The “James N. Boelkins Research Promise Award” rotates in alternate years between junior and senior faculty, and is presented based on criteria including publication, grant awards, significant presentations at professional meetings, and external awards or other recognition from professional organizations and societies. The winner is chosen by an anonymous panel of faculty members from among nominees by the division’s department chairs and the dean.  It is named in honor of Dr.
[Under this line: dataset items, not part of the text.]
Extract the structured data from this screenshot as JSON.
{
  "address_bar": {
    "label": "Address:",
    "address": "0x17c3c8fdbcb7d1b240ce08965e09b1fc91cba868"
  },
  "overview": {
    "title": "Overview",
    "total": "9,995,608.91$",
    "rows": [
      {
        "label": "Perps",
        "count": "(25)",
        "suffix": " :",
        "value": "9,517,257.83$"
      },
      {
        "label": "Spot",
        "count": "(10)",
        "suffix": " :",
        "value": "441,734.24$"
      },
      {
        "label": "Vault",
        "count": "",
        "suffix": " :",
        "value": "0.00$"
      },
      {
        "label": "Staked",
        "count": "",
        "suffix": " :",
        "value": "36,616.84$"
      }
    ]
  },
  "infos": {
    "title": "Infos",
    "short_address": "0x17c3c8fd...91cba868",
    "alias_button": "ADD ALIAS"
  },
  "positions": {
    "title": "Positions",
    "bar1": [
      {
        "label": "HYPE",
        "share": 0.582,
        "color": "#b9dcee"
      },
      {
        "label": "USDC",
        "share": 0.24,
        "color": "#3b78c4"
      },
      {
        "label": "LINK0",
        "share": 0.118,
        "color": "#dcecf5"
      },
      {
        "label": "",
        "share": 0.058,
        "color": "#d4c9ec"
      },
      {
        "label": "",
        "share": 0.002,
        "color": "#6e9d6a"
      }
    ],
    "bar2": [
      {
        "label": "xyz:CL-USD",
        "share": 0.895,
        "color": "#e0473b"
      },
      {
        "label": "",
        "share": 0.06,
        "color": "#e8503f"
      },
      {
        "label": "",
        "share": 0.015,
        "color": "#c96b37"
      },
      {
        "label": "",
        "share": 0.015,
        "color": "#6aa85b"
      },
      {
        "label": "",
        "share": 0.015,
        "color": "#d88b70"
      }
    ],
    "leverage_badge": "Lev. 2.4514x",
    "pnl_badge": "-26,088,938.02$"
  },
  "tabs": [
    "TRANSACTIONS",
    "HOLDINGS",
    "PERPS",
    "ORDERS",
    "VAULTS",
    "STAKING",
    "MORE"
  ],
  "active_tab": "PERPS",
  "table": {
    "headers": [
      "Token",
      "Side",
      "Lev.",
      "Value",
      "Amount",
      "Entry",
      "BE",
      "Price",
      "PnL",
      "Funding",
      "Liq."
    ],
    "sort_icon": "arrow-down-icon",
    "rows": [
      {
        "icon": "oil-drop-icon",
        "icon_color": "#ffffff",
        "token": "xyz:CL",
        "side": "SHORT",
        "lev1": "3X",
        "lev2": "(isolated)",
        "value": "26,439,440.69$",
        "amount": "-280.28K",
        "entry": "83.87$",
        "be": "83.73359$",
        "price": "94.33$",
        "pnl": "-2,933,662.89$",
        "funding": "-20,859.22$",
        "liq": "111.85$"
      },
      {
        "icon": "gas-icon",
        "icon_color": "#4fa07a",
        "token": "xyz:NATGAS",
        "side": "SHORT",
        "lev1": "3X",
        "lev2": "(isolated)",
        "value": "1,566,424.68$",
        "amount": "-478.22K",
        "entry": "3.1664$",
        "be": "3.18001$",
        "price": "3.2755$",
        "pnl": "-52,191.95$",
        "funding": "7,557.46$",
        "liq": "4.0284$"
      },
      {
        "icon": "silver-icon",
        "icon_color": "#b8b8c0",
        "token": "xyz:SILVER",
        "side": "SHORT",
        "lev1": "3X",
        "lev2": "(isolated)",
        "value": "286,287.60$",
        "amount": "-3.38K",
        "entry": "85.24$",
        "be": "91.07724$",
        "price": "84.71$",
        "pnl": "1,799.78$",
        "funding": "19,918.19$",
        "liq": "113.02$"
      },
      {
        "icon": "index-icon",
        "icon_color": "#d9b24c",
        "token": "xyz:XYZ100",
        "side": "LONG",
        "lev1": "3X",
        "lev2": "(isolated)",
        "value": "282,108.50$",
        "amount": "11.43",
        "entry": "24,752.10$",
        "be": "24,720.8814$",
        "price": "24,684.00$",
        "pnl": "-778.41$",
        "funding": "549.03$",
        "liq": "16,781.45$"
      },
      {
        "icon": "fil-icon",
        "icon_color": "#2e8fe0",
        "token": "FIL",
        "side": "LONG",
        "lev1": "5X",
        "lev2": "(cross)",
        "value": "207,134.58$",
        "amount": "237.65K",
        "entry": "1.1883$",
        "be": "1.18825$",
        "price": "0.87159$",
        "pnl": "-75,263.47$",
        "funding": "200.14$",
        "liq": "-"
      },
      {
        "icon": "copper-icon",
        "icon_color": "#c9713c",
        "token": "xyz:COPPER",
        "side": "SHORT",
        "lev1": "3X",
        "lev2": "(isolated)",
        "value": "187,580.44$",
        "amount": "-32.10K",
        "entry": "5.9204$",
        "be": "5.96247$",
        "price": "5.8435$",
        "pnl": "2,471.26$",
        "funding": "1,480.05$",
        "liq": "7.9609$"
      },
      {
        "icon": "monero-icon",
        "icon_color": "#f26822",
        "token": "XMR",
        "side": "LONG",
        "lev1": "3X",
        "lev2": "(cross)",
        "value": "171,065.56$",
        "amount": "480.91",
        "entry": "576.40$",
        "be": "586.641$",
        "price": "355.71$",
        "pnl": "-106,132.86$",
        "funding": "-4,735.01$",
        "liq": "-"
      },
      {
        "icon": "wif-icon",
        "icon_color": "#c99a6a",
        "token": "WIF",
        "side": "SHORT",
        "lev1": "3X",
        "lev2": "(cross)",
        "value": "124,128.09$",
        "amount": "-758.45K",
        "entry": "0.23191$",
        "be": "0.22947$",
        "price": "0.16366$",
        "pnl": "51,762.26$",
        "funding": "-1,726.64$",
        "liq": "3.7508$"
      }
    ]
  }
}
James N. Boelkins, who retired as the college’s provost in 2010.

The student nomination celebrated Cinzori on each of the award’s measures, noting, “His enthusiasm for math, for teaching, and for his students is as infectious as his laugh, and truly embodies the spirit of Hope College and this award.”

In teaching, the nomination said, he is attentive to student comprehension and dedicated to increasing students’ confidence in mathematics, and consistently available to help outside of class—and not least of all is willing to keep the tone light by occasionally starting a class period with mathematics-themed poetry.  As a research mentor, the nomination continued, he achieves an admirable balance between offering support and promoting independence.  He was praised as an advisor on multiple levels, including working with individual mathematics majors and non-majors alike, in addition to involvement with the “Geek Life” student organization and the Math Club.

Cinzori has been a member of the Hope faculty since 2001, and has been serving as chairperson of the department since the fall of 2010.  He teaches courses for mathematics majors as well as for non-majors, a range that across the past two years has included Advanced Differential Equations, Calculus I, College Geometry, a First-Year Seminar and Introductory Statistics.  He also involves students in his ongoing research program during both the academic year and the summer.

He did both his undergraduate work and his graduate work at Michigan State University, completing bachelor’s degrees in English and mathematics in 1990, a Master of Science degree in mathematics in 1993 and a doctorate in mathematics in 1998.  Prior to coming to Hope he taught at Allegheny College in Meadville, Pa.

Johnson has been a member of the Hope faculty since 2007.  His research, on which he works collaboratively with Hope students during both the school year and summer, is on developing new organic reactivity catalyzed by transition metals.

He has received more than $1 million in external funding since coming to the college.  His grants have included an Undergraduate New Investigator Grant from the American Chemical Society’s Petroleum Research Fund (ACS-PRF); a five-year Camille and Henry Dreyfus Faculty Start-Up Award; a Research Corporation Cottrell College Science Award; a National Science Foundation (NSF) - Major Research Instrumentation award for a remotely accessible 400 MHz NMR spectrometer; and, earlier this year, a major award through the NSF’s “Faculty Early Career Development (CAREER) Program.”  In addition, the college named him a Towsley Research Scholar in January 2010, providing additional institutional support for his research program for four years.

He completed his bachelor’s degree at Gustavus-Adolphus College in 2000, and his doctorate at the University of Wisconsin in 2004.  Prior to coming to Hope, he served as a National Institutes of Health Postdoctoral Fellow at Colorado State University.